Captives take control: rethinking property insurance
Captives are reshaping property insurance as more companies are turning to captives to manage risk, speed up claims, and take control in an increasingly volatile insurance market.
That was the message from a panel discussion at the Cayman Captive Forum 2025 on “Property Insurance and your Captive,” featuring Liz Fragoso, vice president of Risk Finance at Grace Indemnity Company SPC, Baoling Wang, senior vice president at Crawford GTS, and David Spear, national business development executive at YA Group. The session explored the evolving role of captives in property insurance and the strategic benefits of leveraging captive structures to manage risk.
Spear opened the discussion by tracing the historical origins of captives, noting that they were born out of necessity. Early captives were created by cargo shipping companies and healthcare institutions struggling to secure insurance for high-risk exposures. He highlighted the hardening property insurance market, driven by increasing natural disasters, and emphasised that captives are experiencing a resurgence as companies seek alternatives to traditional insurance. Captives, he explained, offer flexibility in policy design, coverage terms, and risk management, allowing organisations to better predict and control losses.
Spear detailed several advantages of captives for property programmes. Insurers increasingly impose higher deductibles and limit coverage, but captives enable companies to set their own retention levels and tailor coverage to their specific needs. Captives also provide potential financial benefits, as premiums remain within the parent company if losses are low, allowing dividends or reinvestment in the programme. Furthermore, captives facilitate faster claims payments, which is crucial for maintaining operational continuity after a loss.
The panel addressed different captive structures, including group captives, rented captives, and protected cell companies, and discussed the types of coverages suitable for inclusion. These range from standard building and contents insurance to business interruption, ordinance of law coverage, flood, equipment breakdown, and even warranty programmes. Fragoso highlighted her organisation’s experience with a deductible buyback policy for property, enabling the captive to reimburse losses within retention levels, and underscored the importance of in-house expertise to manage claims effectively.

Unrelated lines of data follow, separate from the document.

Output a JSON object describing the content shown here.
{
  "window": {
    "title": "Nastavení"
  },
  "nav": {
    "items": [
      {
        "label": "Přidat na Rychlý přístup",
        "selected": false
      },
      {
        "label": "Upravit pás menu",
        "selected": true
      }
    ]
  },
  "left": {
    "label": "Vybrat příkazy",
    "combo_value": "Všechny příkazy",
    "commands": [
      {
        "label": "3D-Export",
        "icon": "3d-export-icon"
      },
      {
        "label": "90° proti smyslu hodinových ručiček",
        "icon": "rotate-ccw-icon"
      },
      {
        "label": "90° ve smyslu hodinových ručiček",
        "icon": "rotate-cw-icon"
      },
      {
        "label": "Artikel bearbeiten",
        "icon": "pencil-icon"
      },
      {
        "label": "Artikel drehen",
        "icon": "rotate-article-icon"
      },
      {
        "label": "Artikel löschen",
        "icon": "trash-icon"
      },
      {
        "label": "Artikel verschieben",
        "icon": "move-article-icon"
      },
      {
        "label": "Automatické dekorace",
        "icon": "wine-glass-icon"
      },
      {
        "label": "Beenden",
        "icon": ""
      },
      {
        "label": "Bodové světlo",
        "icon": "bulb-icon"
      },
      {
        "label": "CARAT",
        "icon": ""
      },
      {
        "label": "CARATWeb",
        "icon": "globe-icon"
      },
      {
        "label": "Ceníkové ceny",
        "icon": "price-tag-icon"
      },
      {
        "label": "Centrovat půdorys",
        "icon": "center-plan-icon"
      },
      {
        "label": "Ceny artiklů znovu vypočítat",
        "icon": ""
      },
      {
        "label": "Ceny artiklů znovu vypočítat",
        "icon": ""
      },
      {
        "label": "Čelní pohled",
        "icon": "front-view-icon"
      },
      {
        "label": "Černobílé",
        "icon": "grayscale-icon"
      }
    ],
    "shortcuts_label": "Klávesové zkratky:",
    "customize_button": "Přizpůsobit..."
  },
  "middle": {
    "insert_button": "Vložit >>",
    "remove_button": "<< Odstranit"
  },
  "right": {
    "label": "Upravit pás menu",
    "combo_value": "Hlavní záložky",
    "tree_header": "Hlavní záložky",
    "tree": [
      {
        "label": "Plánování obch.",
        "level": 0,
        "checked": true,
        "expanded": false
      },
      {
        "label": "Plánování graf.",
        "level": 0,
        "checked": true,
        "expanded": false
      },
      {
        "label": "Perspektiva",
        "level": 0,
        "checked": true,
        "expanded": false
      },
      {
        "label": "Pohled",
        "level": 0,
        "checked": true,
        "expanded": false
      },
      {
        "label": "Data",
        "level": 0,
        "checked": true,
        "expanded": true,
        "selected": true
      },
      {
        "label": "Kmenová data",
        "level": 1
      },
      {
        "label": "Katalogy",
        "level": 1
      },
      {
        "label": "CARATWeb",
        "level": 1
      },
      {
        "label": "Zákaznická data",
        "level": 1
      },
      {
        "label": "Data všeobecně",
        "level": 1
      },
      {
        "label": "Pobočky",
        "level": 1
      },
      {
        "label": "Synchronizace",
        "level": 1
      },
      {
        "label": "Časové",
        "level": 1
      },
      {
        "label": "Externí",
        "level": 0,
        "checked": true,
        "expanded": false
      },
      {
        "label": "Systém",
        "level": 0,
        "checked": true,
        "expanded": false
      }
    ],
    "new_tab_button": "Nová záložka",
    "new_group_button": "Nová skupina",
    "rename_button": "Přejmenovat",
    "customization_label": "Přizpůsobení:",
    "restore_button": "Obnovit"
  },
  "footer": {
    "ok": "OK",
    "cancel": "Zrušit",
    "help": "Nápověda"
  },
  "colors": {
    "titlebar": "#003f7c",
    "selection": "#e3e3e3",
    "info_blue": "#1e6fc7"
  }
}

Key considerations when implementing property programmes in captives include underwriting fundamentals, accurate valuations, and risk management. Spear emphasised the need for precise statements of value, appropriate replacement cost assessments—including demolition and debris removal—and robust disaster response planning. Establishing relationships with contractors, adjusters, forensic experts, and other service providers before a loss occurs is critical to ensure efficient recovery and cost management.
Wang contrasted traditional insurance with captives, noting that captive adjusters work directly for the captive owner, allowing for customised processes, faster claim payments, and alignment with organisational goals. She stressed that captives offer greater transparency in costs and retain more control over claims handling.
Fragoso shared her practical experience managing a large healthcare system in Dallas-Fort Worth. She explained how the captive structure allowed her to consolidate liabilities, optimise deductible levels, and strategically retain property risks, while ensuring her management team had visibility and control. She highlighted the importance of actuarial analysis, executive support, and comprehensive risk mitigation measures when considering property in a captive.
Spear concluded by emphasising transitional considerations, including board involvement, broker partnerships, and fronting carrier requirements. Early establishment of key relationships with subject matter experts, service providers, and internal personnel is vital to successful captive implementation and claims management.
The panel’s insights underscored that property insurance in captives offers flexibility, financial efficiency, and strategic risk management, making it an increasingly valuable tool in a hardening insurance market.